Bushfurlong Farm is a little way out of Isle Brewers, a small village in Somerset that takes its name partly from the River Isle and partly from the Brewer family who held the manor from the time of Henry II.

David Brain Partnership was commissioned by the new owner Ian Sandford to transform the former Duchy of Cornwall property from shared accommodation into a modern home for him and his family.

Bushfurlong Farm is Grade II Listed, the description being as follows:-

Farmhouse circa 1700. Plinth, coursed and squared Ham stone, tile roof, coped verges, one with ball finial, 2 ashlar stacks with moulded caps. Two storeys, 1:3 bays, 3 and 4-light edge moulded stone-mullioned windows in moulded stone architraves, continuous string over ground floor window heads, casements to lights, some scrolly iron quadrants. Door opening to third bay in stone architraves, studded plank door with strap hinges. Two similar 3-light windows on left return:door opening with 4-panelled door, C19 Jacobean style ashlar porch. Late C19 wing at right with brick dressings.

Our own commissioned historical research suggests that the original building was a 'through passage' hall of raised cruck construction, thatched with cob walls and a gallery acting as a farm shelter on the north side which now forms the new Entrance Passage. It is believed that Bushfurlong Farm became a Cider Farm during the reign of Charles II when cider moved considerably up-market competing with the fine wines of mainland Europe. At this time the building underwent a level of gentrification including the construction of the façade to the South Elevation.

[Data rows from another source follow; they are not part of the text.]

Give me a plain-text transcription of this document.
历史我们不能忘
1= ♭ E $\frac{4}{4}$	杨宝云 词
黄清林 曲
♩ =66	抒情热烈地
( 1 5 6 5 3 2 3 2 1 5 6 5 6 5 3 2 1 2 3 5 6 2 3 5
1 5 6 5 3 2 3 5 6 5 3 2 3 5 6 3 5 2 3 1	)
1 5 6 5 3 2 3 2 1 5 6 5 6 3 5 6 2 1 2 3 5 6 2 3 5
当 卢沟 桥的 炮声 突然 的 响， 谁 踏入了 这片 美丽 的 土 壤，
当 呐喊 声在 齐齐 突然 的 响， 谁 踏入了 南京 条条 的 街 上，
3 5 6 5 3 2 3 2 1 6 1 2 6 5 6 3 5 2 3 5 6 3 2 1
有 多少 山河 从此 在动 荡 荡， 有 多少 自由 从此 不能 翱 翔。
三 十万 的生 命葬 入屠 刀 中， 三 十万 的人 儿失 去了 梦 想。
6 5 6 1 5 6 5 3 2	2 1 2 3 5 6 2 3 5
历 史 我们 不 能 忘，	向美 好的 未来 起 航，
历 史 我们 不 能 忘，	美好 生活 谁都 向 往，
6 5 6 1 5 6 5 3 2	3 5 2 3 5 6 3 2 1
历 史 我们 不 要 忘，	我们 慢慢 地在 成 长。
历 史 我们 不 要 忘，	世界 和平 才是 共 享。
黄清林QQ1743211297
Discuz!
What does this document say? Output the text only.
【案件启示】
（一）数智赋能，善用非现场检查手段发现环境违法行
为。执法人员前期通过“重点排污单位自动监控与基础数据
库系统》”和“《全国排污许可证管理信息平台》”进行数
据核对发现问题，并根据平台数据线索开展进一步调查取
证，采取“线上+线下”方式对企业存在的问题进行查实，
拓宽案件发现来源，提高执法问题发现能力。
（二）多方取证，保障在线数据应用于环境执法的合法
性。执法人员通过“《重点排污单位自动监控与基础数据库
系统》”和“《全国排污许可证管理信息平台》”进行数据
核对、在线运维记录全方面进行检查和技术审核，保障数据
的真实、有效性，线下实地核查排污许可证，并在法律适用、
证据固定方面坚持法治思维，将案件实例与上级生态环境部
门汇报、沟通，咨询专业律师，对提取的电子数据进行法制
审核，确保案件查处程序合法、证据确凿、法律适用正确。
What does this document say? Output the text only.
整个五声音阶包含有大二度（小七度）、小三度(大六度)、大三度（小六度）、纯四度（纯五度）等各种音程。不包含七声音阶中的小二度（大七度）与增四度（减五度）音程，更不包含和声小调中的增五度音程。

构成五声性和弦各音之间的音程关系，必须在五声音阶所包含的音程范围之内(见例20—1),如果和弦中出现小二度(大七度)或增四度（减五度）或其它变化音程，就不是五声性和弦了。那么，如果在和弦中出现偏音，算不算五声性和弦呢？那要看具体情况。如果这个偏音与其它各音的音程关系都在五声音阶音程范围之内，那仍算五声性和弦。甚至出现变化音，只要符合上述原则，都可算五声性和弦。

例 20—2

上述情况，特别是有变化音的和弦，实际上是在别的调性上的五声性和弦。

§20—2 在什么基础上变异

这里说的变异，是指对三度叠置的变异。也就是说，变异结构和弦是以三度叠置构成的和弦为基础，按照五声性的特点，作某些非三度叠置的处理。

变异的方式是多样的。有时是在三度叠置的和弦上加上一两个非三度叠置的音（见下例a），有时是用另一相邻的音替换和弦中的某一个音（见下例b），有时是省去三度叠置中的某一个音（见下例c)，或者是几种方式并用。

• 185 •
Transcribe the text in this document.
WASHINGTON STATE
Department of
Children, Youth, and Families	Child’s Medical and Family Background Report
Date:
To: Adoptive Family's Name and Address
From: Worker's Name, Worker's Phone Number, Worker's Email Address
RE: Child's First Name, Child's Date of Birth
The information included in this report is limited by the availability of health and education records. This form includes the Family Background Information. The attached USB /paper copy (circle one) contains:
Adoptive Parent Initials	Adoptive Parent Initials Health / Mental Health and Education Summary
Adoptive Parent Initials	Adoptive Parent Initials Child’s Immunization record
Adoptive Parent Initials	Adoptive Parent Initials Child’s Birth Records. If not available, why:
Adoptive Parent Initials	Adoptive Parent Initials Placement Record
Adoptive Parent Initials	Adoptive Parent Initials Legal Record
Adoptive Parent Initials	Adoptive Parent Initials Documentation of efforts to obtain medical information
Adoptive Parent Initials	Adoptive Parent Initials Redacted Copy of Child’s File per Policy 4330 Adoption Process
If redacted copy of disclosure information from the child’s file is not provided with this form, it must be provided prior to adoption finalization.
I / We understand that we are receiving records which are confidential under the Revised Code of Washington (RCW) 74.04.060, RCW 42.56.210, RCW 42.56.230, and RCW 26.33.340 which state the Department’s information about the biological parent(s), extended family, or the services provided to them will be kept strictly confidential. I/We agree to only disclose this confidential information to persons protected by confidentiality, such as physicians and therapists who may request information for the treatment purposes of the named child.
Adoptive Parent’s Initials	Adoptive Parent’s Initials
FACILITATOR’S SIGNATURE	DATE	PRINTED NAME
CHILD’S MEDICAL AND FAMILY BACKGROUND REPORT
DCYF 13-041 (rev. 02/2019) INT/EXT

The Farmhouse has been subject to further modifications over the years in line with fashion. Many of the original features have been retained and restored within the scheme including the original inglenook, bread oven and the old well.

The restoration has removed some of the more unfortunate features added over the years such as the two separate ill positioned staircases internally, an unsightly dormer 'lump' at first floor and a timber porch in front of the kitchen door.

The completed project affords the clients, all the facilities of modern living within a house set in the countryside, that until recently had suffered serious neglect and would otherwise have continued to deteriorate.